# New hEDGEHOG pICS



## K9_girl1994 (Nov 6, 2008)

This is my new hedgehog. I dont really have a name, but I am thinking about the name Chuck. I would of took more pictures but my sisters camera ran out of bateries. It also might be a tad fuzzy too.

http://viewmorepics.myspace.com/ind...ndID=410351559&albumID=972762&imageID=8542649

http://viewmorepics.myspace.com/ind...ndID=410351559&albumID=972762&imageID=8542646


----------



## sebian (Aug 29, 2008)

Your profile is set to private...


----------



## K9_girl1994 (Nov 6, 2008)

sorry, did this work


----------



## sebian (Aug 29, 2008)

Yep! He's very cute


----------



## K9_girl1994 (Nov 6, 2008)

thanks, he has really started to come around, except for the fact that he bit me, even though I think he thought my finger was food, cause he licked first.


----------



## Melissa (Sep 19, 2008)

Most(not all) hedgies will lick before they bite.. Doesnt necessarily mean they think its food though. 

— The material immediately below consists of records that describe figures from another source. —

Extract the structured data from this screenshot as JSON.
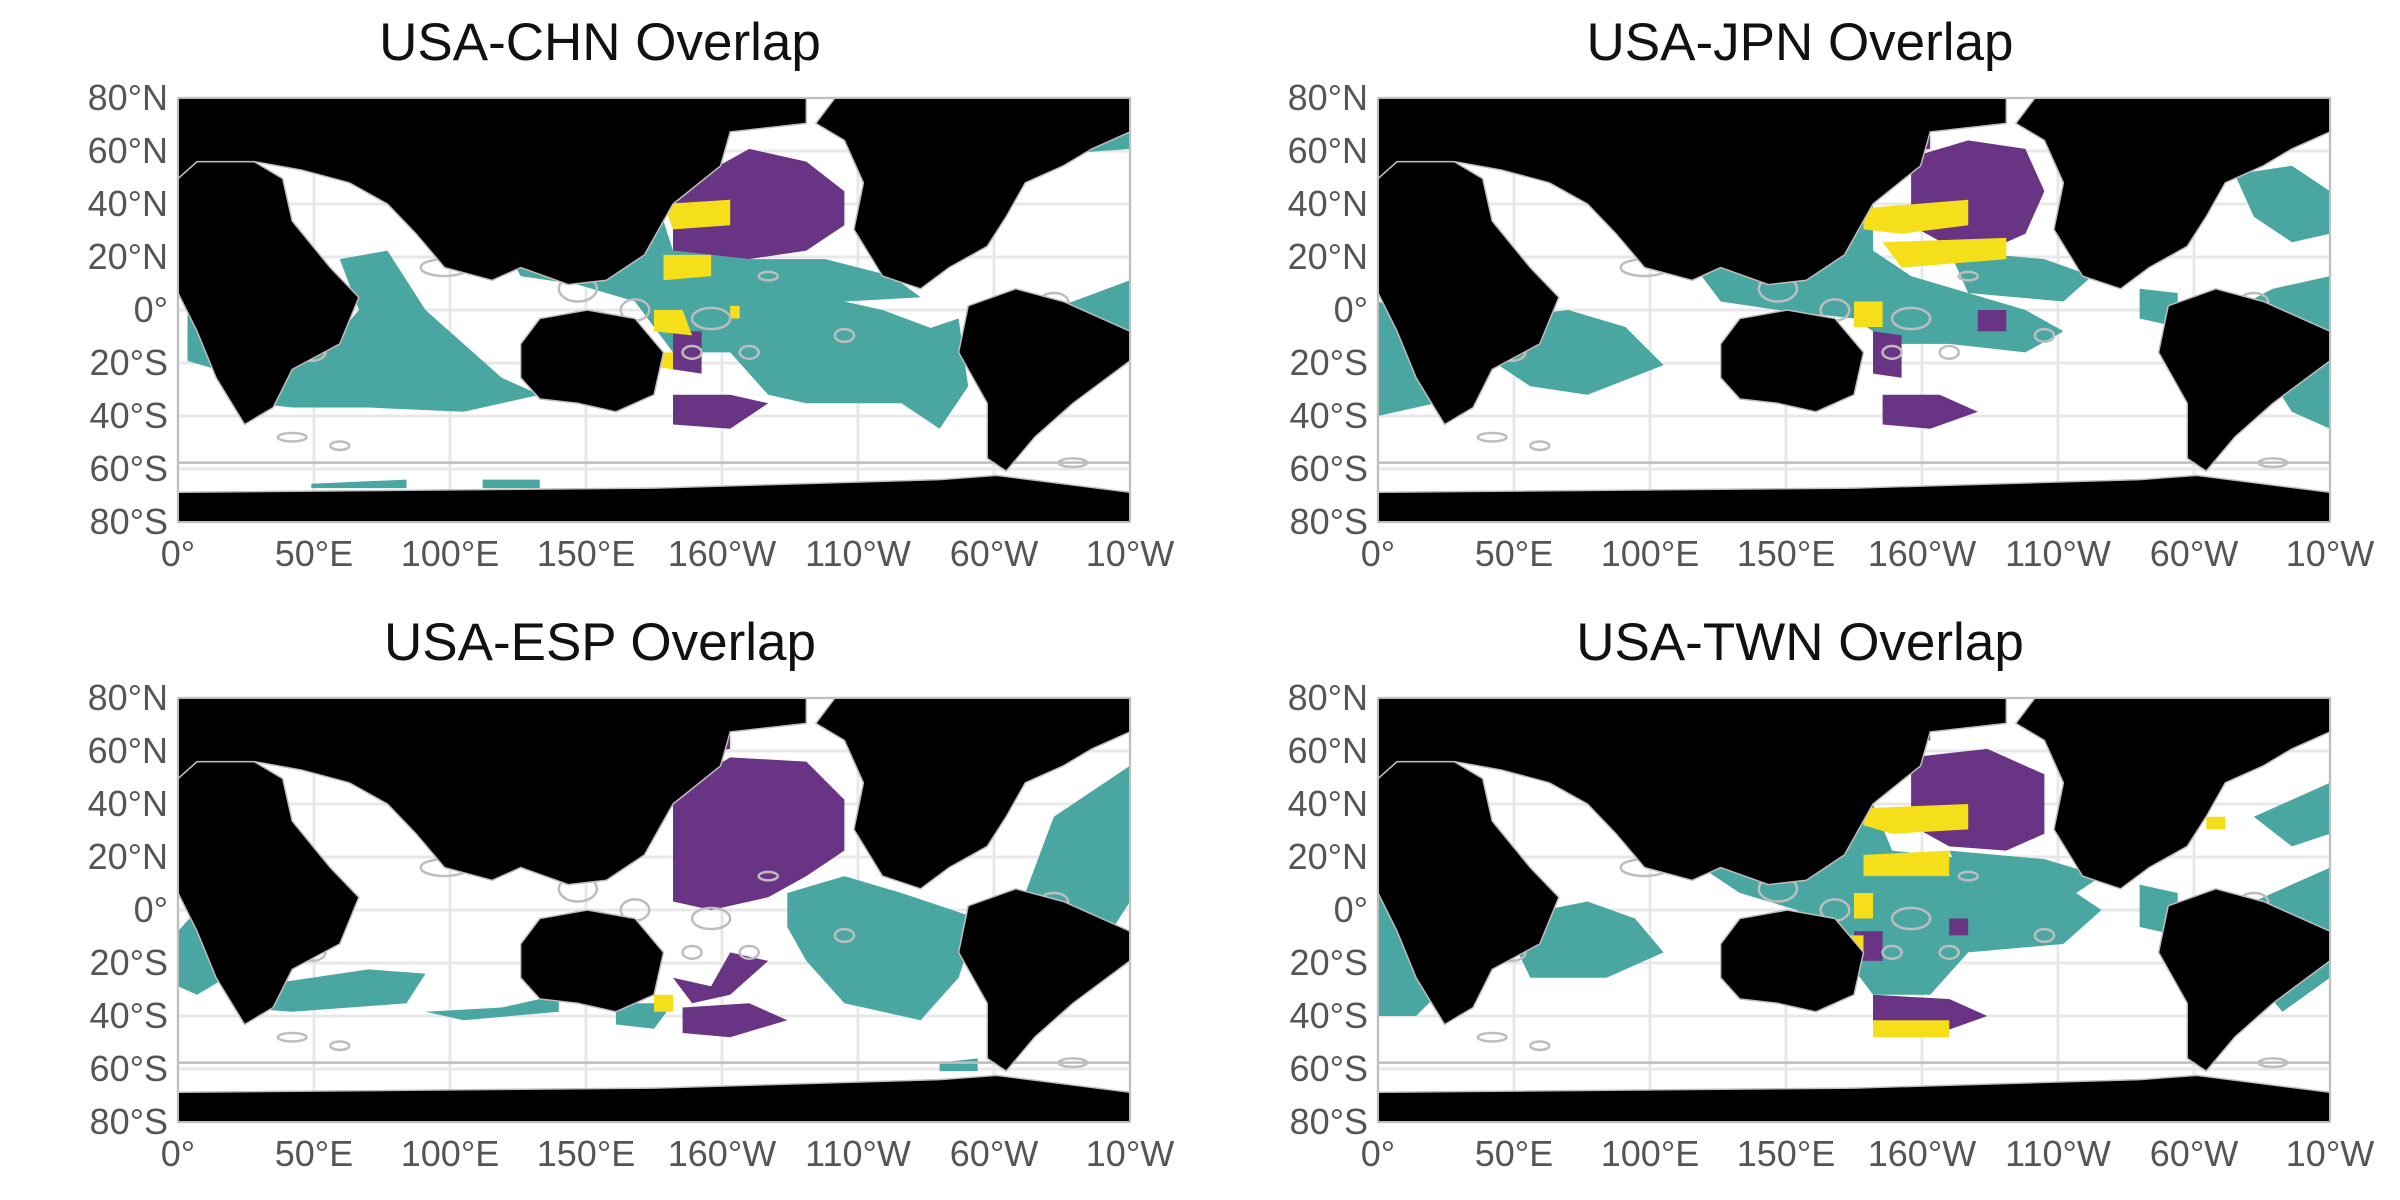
{
  "panels": [
    {
      "id": "chn",
      "title": "USA-CHN Overlap"
    },
    {
      "id": "jpn",
      "title": "USA-JPN Overlap"
    },
    {
      "id": "esp",
      "title": "USA-ESP Overlap"
    },
    {
      "id": "twn",
      "title": "USA-TWN Overlap"
    }
  ],
  "axes": {
    "lat_ticks": [
      "80°N",
      "60°N",
      "40°N",
      "20°N",
      "0°",
      "20°S",
      "40°S",
      "60°S",
      "80°S"
    ],
    "lon_ticks": [
      "0°",
      "50°E",
      "100°E",
      "150°E",
      "160°W",
      "110°W",
      "60°W",
      "10°W"
    ]
  },
  "colors": {
    "land": "#000000",
    "teal": "#4aa6a0",
    "purple": "#6a3484",
    "yellow": "#f5df1a",
    "eez": "#bdbdbd",
    "grid": "#e8e8e8",
    "frame": "#bfbfbf"
  }
}
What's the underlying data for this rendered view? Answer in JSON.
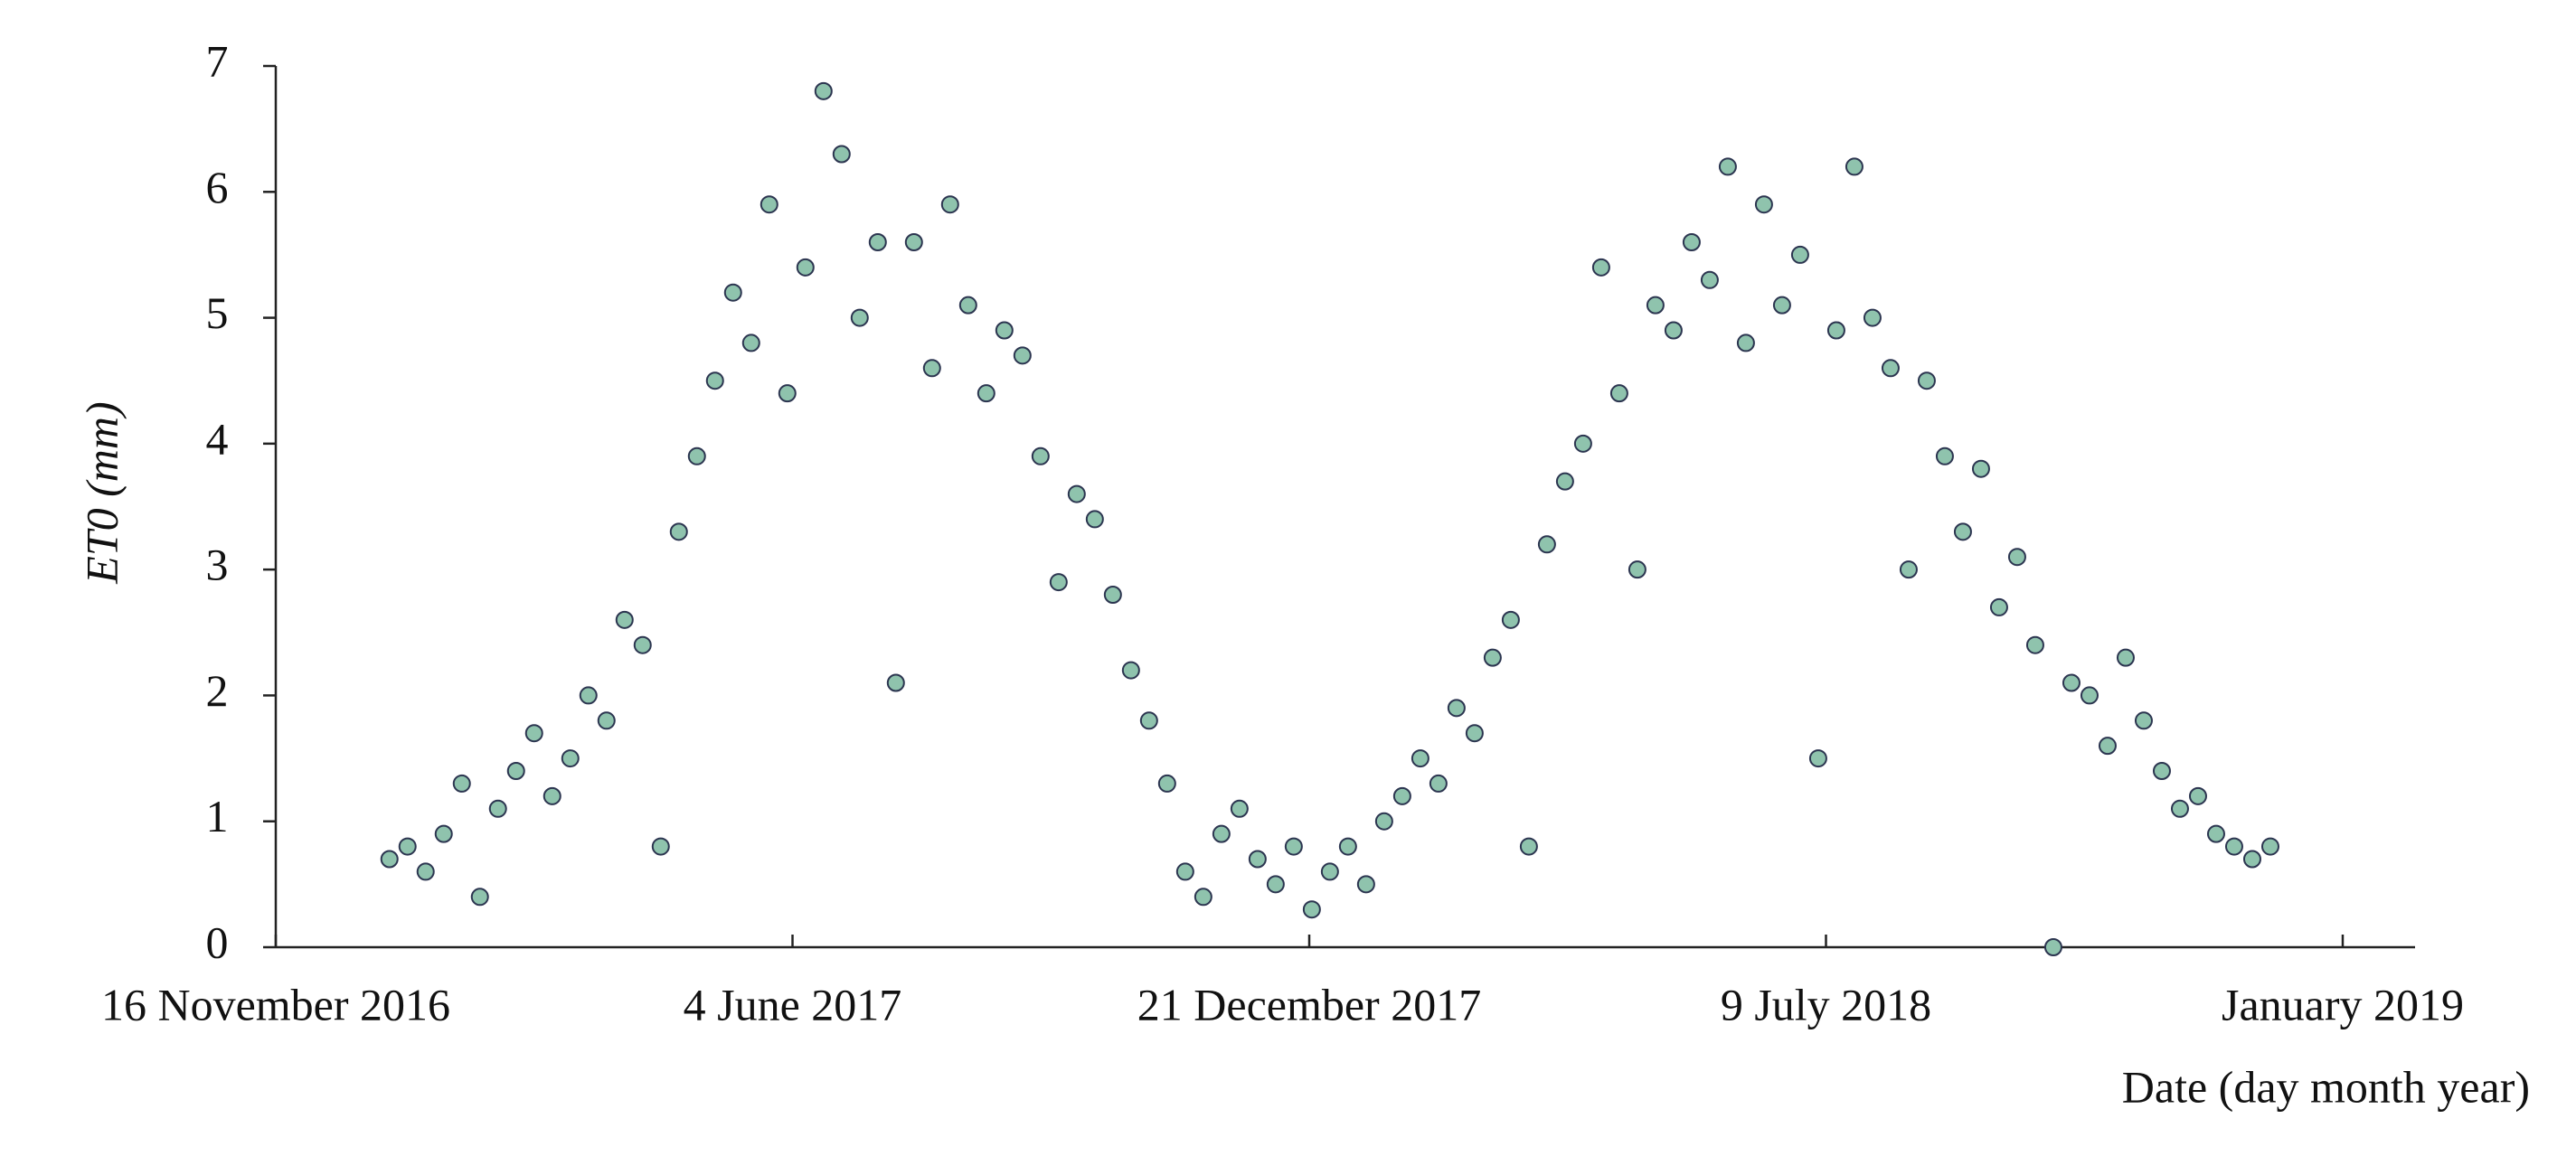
{
  "chart_data": {
    "type": "scatter",
    "x_label": "Date (day month year)",
    "y_label": "ET0 (mm)",
    "color": "#8fc3ad",
    "edge_color": "#2c3550",
    "xlim": [
      "2016-11-16",
      "2019-02-22"
    ],
    "xticks": [
      {
        "value": "2016-11-16",
        "label": "16 November 2016"
      },
      {
        "value": "2017-06-04",
        "label": "4 June 2017"
      },
      {
        "value": "2017-12-21",
        "label": "21 December 2017"
      },
      {
        "value": "2018-07-09",
        "label": "9 July 2018"
      },
      {
        "value": "2019-01-25",
        "label": "January 2019"
      }
    ],
    "ylim": [
      0,
      7
    ],
    "yticks": [
      0,
      1,
      2,
      3,
      4,
      5,
      6,
      7
    ],
    "x": [
      "2016-12-30",
      "2017-01-06",
      "2017-01-13",
      "2017-01-20",
      "2017-01-27",
      "2017-02-03",
      "2017-02-10",
      "2017-02-17",
      "2017-02-24",
      "2017-03-03",
      "2017-03-10",
      "2017-03-17",
      "2017-03-24",
      "2017-03-31",
      "2017-04-07",
      "2017-04-14",
      "2017-04-21",
      "2017-04-28",
      "2017-05-05",
      "2017-05-12",
      "2017-05-19",
      "2017-05-26",
      "2017-06-02",
      "2017-06-09",
      "2017-06-16",
      "2017-06-23",
      "2017-06-30",
      "2017-07-07",
      "2017-07-14",
      "2017-07-21",
      "2017-07-28",
      "2017-08-04",
      "2017-08-11",
      "2017-08-18",
      "2017-08-25",
      "2017-09-01",
      "2017-09-08",
      "2017-09-15",
      "2017-09-22",
      "2017-09-29",
      "2017-10-06",
      "2017-10-13",
      "2017-10-20",
      "2017-10-27",
      "2017-11-03",
      "2017-11-10",
      "2017-11-17",
      "2017-11-24",
      "2017-12-01",
      "2017-12-08",
      "2017-12-15",
      "2017-12-22",
      "2017-12-29",
      "2018-01-05",
      "2018-01-12",
      "2018-01-19",
      "2018-01-26",
      "2018-02-02",
      "2018-02-09",
      "2018-02-16",
      "2018-02-23",
      "2018-03-02",
      "2018-03-09",
      "2018-03-16",
      "2018-03-23",
      "2018-03-30",
      "2018-04-06",
      "2018-04-13",
      "2018-04-20",
      "2018-04-27",
      "2018-05-04",
      "2018-05-11",
      "2018-05-18",
      "2018-05-25",
      "2018-06-01",
      "2018-06-08",
      "2018-06-15",
      "2018-06-22",
      "2018-06-29",
      "2018-07-06",
      "2018-07-13",
      "2018-07-20",
      "2018-07-27",
      "2018-08-03",
      "2018-08-10",
      "2018-08-17",
      "2018-08-24",
      "2018-08-31",
      "2018-09-07",
      "2018-09-14",
      "2018-09-21",
      "2018-09-28",
      "2018-10-05",
      "2018-10-12",
      "2018-10-19",
      "2018-10-26",
      "2018-11-02",
      "2018-11-09",
      "2018-11-16",
      "2018-11-23",
      "2018-11-30",
      "2018-12-07",
      "2018-12-14",
      "2018-12-21",
      "2018-12-28"
    ],
    "values": [
      0.7,
      0.8,
      0.6,
      0.9,
      1.3,
      0.4,
      1.1,
      1.4,
      1.7,
      1.2,
      1.5,
      2.0,
      1.8,
      2.6,
      2.4,
      0.8,
      3.3,
      3.9,
      4.5,
      5.2,
      4.8,
      5.9,
      4.4,
      5.4,
      6.8,
      6.3,
      5.0,
      5.6,
      2.1,
      5.6,
      4.6,
      5.9,
      5.1,
      4.4,
      4.9,
      4.7,
      3.9,
      2.9,
      3.6,
      3.4,
      2.8,
      2.2,
      1.8,
      1.3,
      0.6,
      0.4,
      0.9,
      1.1,
      0.7,
      0.5,
      0.8,
      0.3,
      0.6,
      0.8,
      0.5,
      1.0,
      1.2,
      1.5,
      1.3,
      1.9,
      1.7,
      2.3,
      2.6,
      0.8,
      3.2,
      3.7,
      4.0,
      5.4,
      4.4,
      3.0,
      5.1,
      4.9,
      5.6,
      5.3,
      6.2,
      4.8,
      5.9,
      5.1,
      5.5,
      1.5,
      4.9,
      6.2,
      5.0,
      4.6,
      3.0,
      4.5,
      3.9,
      3.3,
      3.8,
      2.7,
      3.1,
      2.4,
      0.0,
      2.1,
      2.0,
      1.6,
      2.3,
      1.8,
      1.4,
      1.1,
      1.2,
      0.9,
      0.8,
      0.7,
      0.8
    ]
  }
}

Did you have some kind of lotion or scent on your hands?


----------



## K9_girl1994 (Nov 6, 2008)

i had aten Cheez-Its and had fillen his dish with his food, so I did have a scent on my hand. All I did was put my hand by him and he came up to it. Maybe he didn't lick, but I think he did. I just felt something wet and then felt a bite. I tryed pulling away a little, but figured I shouldn't , so then I just stayed there and he released. So I have no clue, but am not at all worried in the least bit.


----------



## iamdbf (Aug 28, 2008)

Adorable hedgie!


----------